01.10.2007

femmes chinoises, corruption,

Comme les cigales en plein hiver[1]

Dans la sous-préfecture de Chuanxiaoxié, province du Hubei, il fait bon être dans les petits papiers de Qing Gutou, surtout si l’on est du sexe féminin.

Qing Gutou aime les femmes, il ne s’en cache pas, il a beau être un membre actif du Parti communiste chinois il n'est pas que langue de bois et conscience claire ; le lendemain de son élection à la mairie de Juéwang il installait sa maîtresse, Mademoiselle Zheng Yanxia, à demeure dans l’une des suites de l’hôtel Luéduo, réservées habituellement aux VIP en visite à  Juéwang, ville réputée pour les bienfaits de ses sources chaudes, à fort contenu en souffre, sur la santé des cadres dirigeants. Puis ce furent six demoiselles qui vinrent habiter, au frais des contribuables, dans les suites contigües, au fur et à mesure des promotions successives de Qing Gutou au sein de l’appareil administratif du Parti dans la sous-préfecture dont il était désormais le secrétaire général.

Au deuxième étage de l’hôtel Luéduo c’est tout simple : à droite en sortant de l’ascenseur les suites numérotées de 201 à 207, off limits, à gauche les salons officiels, les salles de réunion, le club sportif et la piscine, le restaurant de dim sum.

Á 45 ans Qing Gutou n'est pas qu’un haut fonctionnaire, comment dire, « à visage humain » ( ?), cest aussi un homme d’affaire avisé ; avec Maîtresse numéro 1, il a monté un restaurant de poissons et crustacés qui s’est très rapidement développé ; il est fortement conseillé à la population de Juéwang d’y manger au moins une fois par mois, Qing Gutou n’apprécierait pas vraiment qu’on lui manque de respect.

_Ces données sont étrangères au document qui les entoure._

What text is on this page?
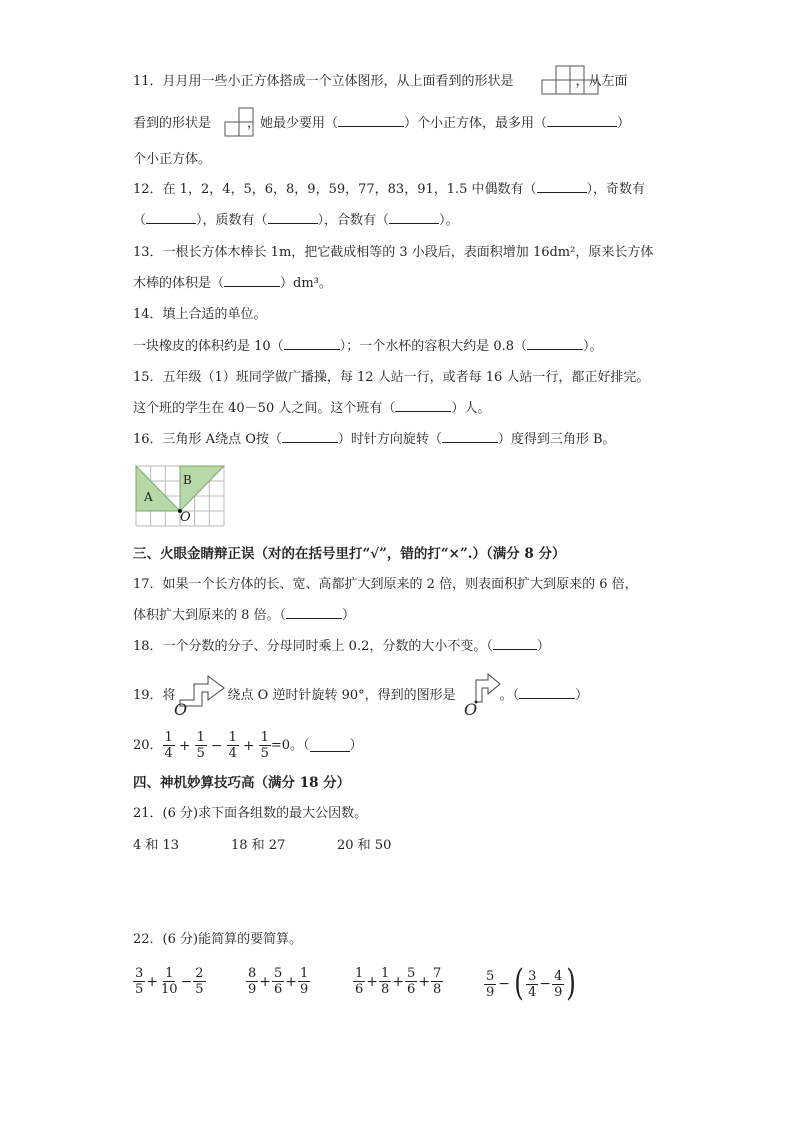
11．月月用一些小正方体搭成一个立体图形，从上面看到的形状是	，从左面
看到的形状是	，她最少要用（	）个小正方体，最多用（	）
个小正方体。
12．在 1，2，4，5，6，8，9，59，77，83，91，1.5 中偶数有（	），奇数有
（	），质数有（	），合数有（	）。
13．一根长方体木棒长 1m，把它截成相等的 3 小段后，表面积增加 16dm²，原来长方体
木棒的体积是（	）dm³。
14．填上合适的单位。
一块橡皮的体积约是 10（	）；一个水杯的容积大约是 0.8（	）。
15．五年级（1）班同学做广播操，每 12 人站一行，或者每 16 人站一行，都正好排完。
这个班的学生在 40－50 人之间。这个班有（	）人。
16．三角形 A绕点 O按（	）时针方向旋转（	）度得到三角形 B。
A
B
O
三、火眼金睛辩正误（对的在括号里打“√”，错的打“×”.）（满分 8 分）
17．如果一个长方体的长、宽、高都扩大到原来的 2 倍，则表面积扩大到原来的 6 倍，
体积扩大到原来的 8 倍。（	）
18．一个分数的分子、分母同时乘上 0.2，分数的大小不变。（	）
19．将	绕点 O 逆时针旋转 90°，得到的图形是	。（	）
O	O
20． $\frac{1}{4} + \frac{1}{5} - \frac{1}{4} + \frac{1}{5} =0$。（	）
四、神机妙算技巧高（满分 18 分）
21．(6 分)求下面各组数的最大公因数。
4 和 13	18 和 27	20 和 50
22．(6 分)能简算的要简算。
$\frac{3}{5} + \frac{1}{10} - \frac{2}{5}$	$\frac{8}{9} + \frac{5}{6} + \frac{1}{9}$	$\frac{1}{6} + \frac{1}{8} + \frac{5}{6} + \frac{7}{8}$	$\frac{5}{9}$ − ( $\frac{3}{4} - \frac{4}{9}$ )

Et pour être respecté un personnage important ne doit jamais se contenter d’une seule femme, il serait ridicule et déshonoré, un comportement « petit bourgeois » incompatible avec la frénésie capitaliste qui envahit le pays. Avec Maîtresses 2 et 3, il a ouvert deux branches de son restaurant dans les bourgs voisins de Zhaoyang et de Wugao, ce sont elles qui les gérent pour lui ; avec numéro 4 un magasin de prêt-à-porter qu’elle dirige d’une main de fer même si sa sensibilité à la qualité et son « œil » pour la mode laissent passablement à désirer, après tout qu’importe, il est de bon ton de venir s’habiller dans son magasin, c’est même d’ailleurs presque une obligation, les colères de Qing Gutou sont parfois redoutables et il peut d’un seul coup de tampon briser une carrière ; avec la 5 une briquetterie qui donne du travail à beaucoup d’enfants dans le petit village de Maming, récemment dévasté par une inondation meurtrière provoquée par la rupture d’un barrage hydraulique mal construit. Avec numéro 6 et numéro 7 un orphelinat qui pourvoit en fillettes recueillies (souvent sans leur consentement) ou vendues par leurs parents, un centre d’adoption pour amis étrangers dans la capitale de la province.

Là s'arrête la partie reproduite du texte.